Machine learning methods comparison by using statistical tests in solar energy forecasting based on weather features

Climate change necessitates precise solar forecasting due to its weather-dependent intermittency. Key parameters - temperature, visibility, altitude, pressure, and wind speed - were analyzed using non-parametric tests. We prioritized short-term weather patterns over random data splitting for enhanced accuracy.Non-parametric tests, such as the Kolmogorov-Smirnov test, were used to assess data normality and select highly correlated features. Principal Component Analysis (PCA) reduces dataset dimensionality while preserving critical trends. Various machine learning approaches were evaluated, including: weighted linear regression (both with and without dimensionality reduction), boosted regression trees, and deep learning architectures-comprising both fundamental models (Convolutional Neural Networks [CNNs] and Recurrent Neural Networks [RNNs]) and advanced hybrid architectures (Temporal Convolutional Networks (TCN) Convolutional Neural Network-Long Short-Term Memory network (CNN-LSTM). All models were optimized through systematic hyperparameter tuning to enhance predictive performance, reduce computational complexity, and improve learning convergence rates. Special attention was given to addressing vanishing gradient problems in deep neural network implementations. Results show TCN outperform other deep learning models, achieving lower training and testing errors with fewer parameters and reduced time complexity. CNN-LSTM models, designed for spatial-sequence prediction, perform well but require more parameters and computational time.
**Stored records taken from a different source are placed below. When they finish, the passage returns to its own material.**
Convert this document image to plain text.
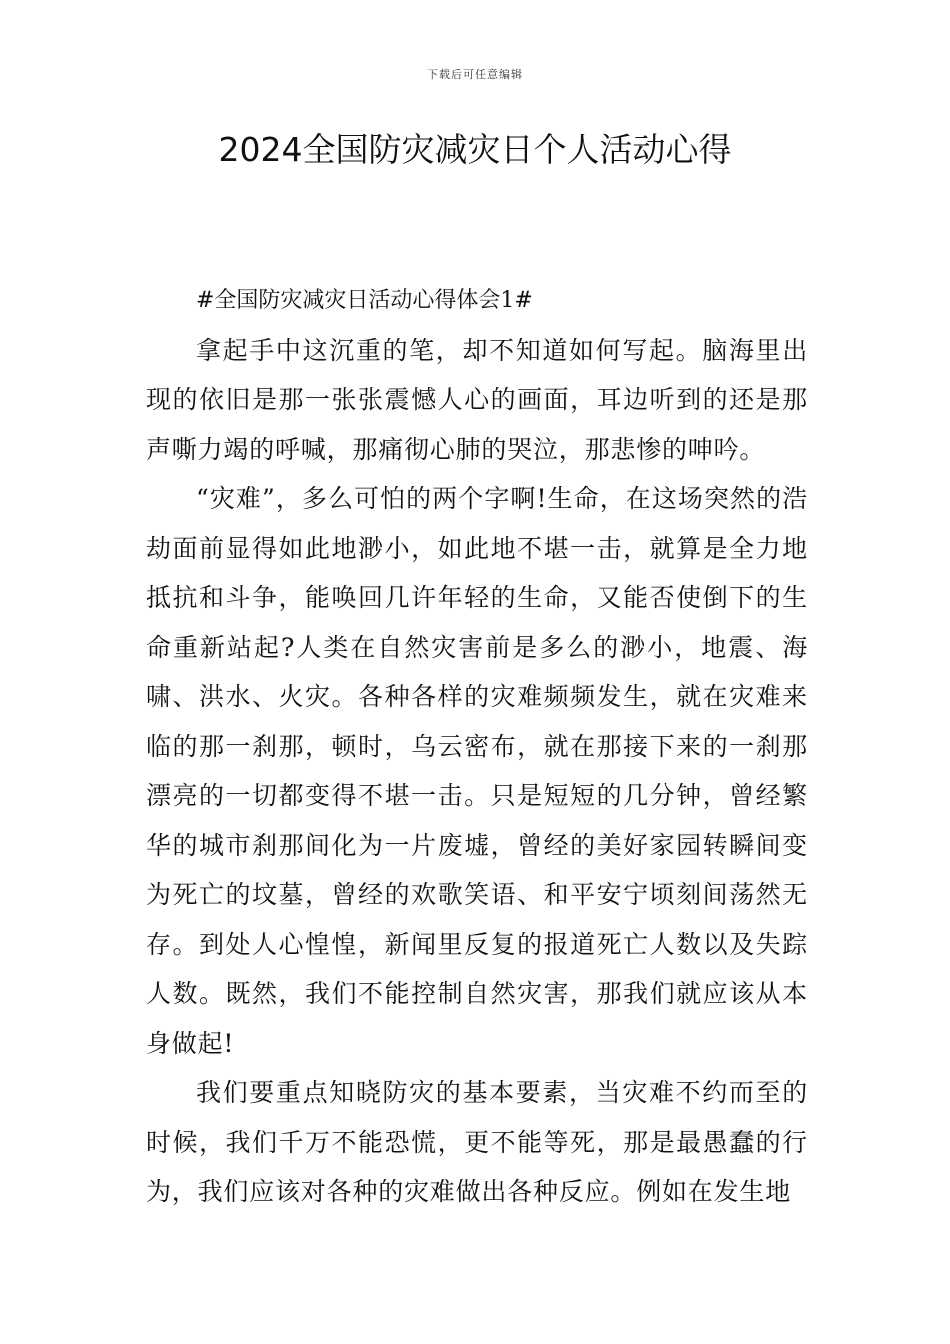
下载后可任意编辑
2024全国防灾减灾日个人活动心得

#全国防灾减灾日活动心得体会1#

拿起手中这沉重的笔，却不知道如何写起。脑海里出现的依旧是那一张张震憾人心的画面，耳边听到的还是那声嘶力竭的呼喊，那痛彻心肺的哭泣，那悲惨的呻吟。

“灾难”，多么可怕的两个字啊!生命，在这场突然的浩劫面前显得如此地渺小，如此地不堪一击，就算是全力地抵抗和斗争，能唤回几许年轻的生命，又能否使倒下的生命重新站起?人类在自然灾害前是多么的渺小，地震、海啸、洪水、火灾。各种各样的灾难频频发生，就在灾难来临的那一刹那，顿时，乌云密布，就在那接下来的一刹那漂亮的一切都变得不堪一击。只是短短的几分钟，曾经繁华的城市刹那间化为一片废墟，曾经的美好家园转瞬间变为死亡的坟墓，曾经的欢歌笑语、和平安宁顷刻间荡然无存。到处人心惶惶，新闻里反复的报道死亡人数以及失踪人数。既然，我们不能控制自然灾害，那我们就应该从本身做起!

我们要重点知晓防灾的基本要素，当灾难不约而至的时候，我们千万不能恐慌，更不能等死，那是最愚蠢的行为，我们应该对各种的灾难做出各种反应。例如在发生地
The lowest test and training errors belong to CNN-LSTM and TCN, with approximately 9 % and 2 % lower than the maximum amount, respectively. A trade-off between model complexity, error rates, and computational efficiency must be considered when selecting the optimal approach. Since relevant weather features vary by location, the proposed methodology serves as an adaptable algorithm for solar energy prediction in diverse geographical regions.